Sindh seeks return of Moenjodaro’s Dancing Girl from India

Published February 2, 2014
A photo of a replica of the Dancing Girl— File Photo courtesy of creative commons
A photo of a replica of the Dancing Girl— File Photo courtesy of creative commons

KARACHI: As Bilawal Bhutto-Zardari’s Sindh Festival has turned people’s attention towards the culture and civilisation of Sindh, the provincial government is sending a request to Islamabad for asking India to return the famous statue of the Dancing Girl, which is in possession of the Indian authorities since 1946.

“We are writing to the federal government to help us repatriate our exiled heroine back to us from India,” a member of the Sindh cabinet told Dawn.

The two most famous artefacts belonging to Moenjodaro, regarded as one of the world’s most ancient planned cities, are the King Priest and the Dancing Girl.

Officials said the two relics had been transported by British archaeologist Sir Mortimer Wheeler to Delhi in 1946 to be put in an exhibition and had remained there since then.

In 1947 after the partition of the subcontinent, the Pakistani authorities asked New Delhi to return the two relics along with several others including the Fasting Buddha.

A Pakistani official had visited Delhi and succeeded in getting hold of the King Priest and the Fasting Buddha. But the Indians refused to hand over the 10.8cm dark bronze statuette of the Dancing Girl. It has inspired many explorers to write over the decades dossiers on the history it was a witness to and reflections it offered about the role of women in the society millennia ago when it was not under patriarchal dominance.

There is a popular legend which said the Indian authorities had refused to hand over both the Moenjodaro relics and offered the Pakistani authorities to choose from the King Priest and the Dancing Girl.

“The Pakistanis chose the King Priest made up of soapstone. Perhaps they were hesitant to get hold of a naked teenager to avoid a possible backlash from religious quarters,” an official observed.
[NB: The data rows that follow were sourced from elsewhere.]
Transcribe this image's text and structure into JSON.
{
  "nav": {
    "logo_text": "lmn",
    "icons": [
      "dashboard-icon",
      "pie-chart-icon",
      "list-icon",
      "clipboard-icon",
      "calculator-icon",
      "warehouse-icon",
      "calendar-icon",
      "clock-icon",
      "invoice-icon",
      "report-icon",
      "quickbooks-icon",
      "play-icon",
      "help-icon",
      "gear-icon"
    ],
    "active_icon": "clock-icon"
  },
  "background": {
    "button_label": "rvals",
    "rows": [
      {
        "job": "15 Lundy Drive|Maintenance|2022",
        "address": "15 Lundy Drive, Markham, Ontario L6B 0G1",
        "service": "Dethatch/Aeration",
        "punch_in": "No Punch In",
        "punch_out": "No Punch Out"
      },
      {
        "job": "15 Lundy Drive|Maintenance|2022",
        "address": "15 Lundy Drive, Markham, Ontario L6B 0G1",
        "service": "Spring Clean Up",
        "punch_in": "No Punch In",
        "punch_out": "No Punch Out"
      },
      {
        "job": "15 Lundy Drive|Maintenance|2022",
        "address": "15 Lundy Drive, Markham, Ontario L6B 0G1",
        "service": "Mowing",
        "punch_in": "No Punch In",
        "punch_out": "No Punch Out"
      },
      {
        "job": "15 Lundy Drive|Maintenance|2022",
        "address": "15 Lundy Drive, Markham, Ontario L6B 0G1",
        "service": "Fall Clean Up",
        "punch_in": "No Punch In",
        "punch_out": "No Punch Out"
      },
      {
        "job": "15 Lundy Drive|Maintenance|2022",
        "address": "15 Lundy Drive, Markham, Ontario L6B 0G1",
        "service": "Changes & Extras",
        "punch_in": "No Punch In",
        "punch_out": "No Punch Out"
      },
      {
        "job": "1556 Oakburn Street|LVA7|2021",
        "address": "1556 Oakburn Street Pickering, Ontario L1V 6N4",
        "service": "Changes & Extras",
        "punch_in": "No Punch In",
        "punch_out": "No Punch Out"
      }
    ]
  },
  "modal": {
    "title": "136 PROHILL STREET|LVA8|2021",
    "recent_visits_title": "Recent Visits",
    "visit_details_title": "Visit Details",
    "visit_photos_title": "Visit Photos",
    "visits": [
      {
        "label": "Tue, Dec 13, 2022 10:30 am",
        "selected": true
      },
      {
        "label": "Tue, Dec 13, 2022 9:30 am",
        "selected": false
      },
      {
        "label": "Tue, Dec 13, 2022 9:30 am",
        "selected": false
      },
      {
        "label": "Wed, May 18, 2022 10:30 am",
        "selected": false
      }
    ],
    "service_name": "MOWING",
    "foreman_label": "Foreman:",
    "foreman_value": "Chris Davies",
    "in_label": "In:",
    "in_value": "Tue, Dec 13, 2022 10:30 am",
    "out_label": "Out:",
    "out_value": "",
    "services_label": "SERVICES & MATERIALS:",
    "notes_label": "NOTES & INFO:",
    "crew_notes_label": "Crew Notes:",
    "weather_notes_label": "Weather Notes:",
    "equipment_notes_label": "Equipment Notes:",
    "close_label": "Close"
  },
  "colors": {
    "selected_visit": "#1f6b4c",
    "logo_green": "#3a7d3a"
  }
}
The King Priest — a bearded man wearing an Ajrak-like cloth with hair neatly combed back — is widely speculated to be the ruler of the city.

Experts said they had repeatedly requested previous governments to try to take possession of the Dancing Girl, but no one took any interest.

“It is good to see the government is seriously pursuing this matter,” said a provincial government official who previously worked in the archaeology division.

Archaeologists said under the UNESCO Convention of 1972, the original owner of any artefact is the country where the relic was found.

Qasim Ali Qasim, director of the provincial archaeology department, said since the federal government was a signatory to the UNESCO convention, the Sindh government would have to ask Islamabad, which could send a request to the world cultural organisation to get the things rolling.

He said Islamabad’s efforts in 2009 brought back 13 artefacts belonging to the Gandhara civilization from several countries and same could be done for the figurine wearing bangles all the way up in one of her arms, which is still a common sight in Thar Desert.

“The Dancing Girl belongs to us and everyone knows it.”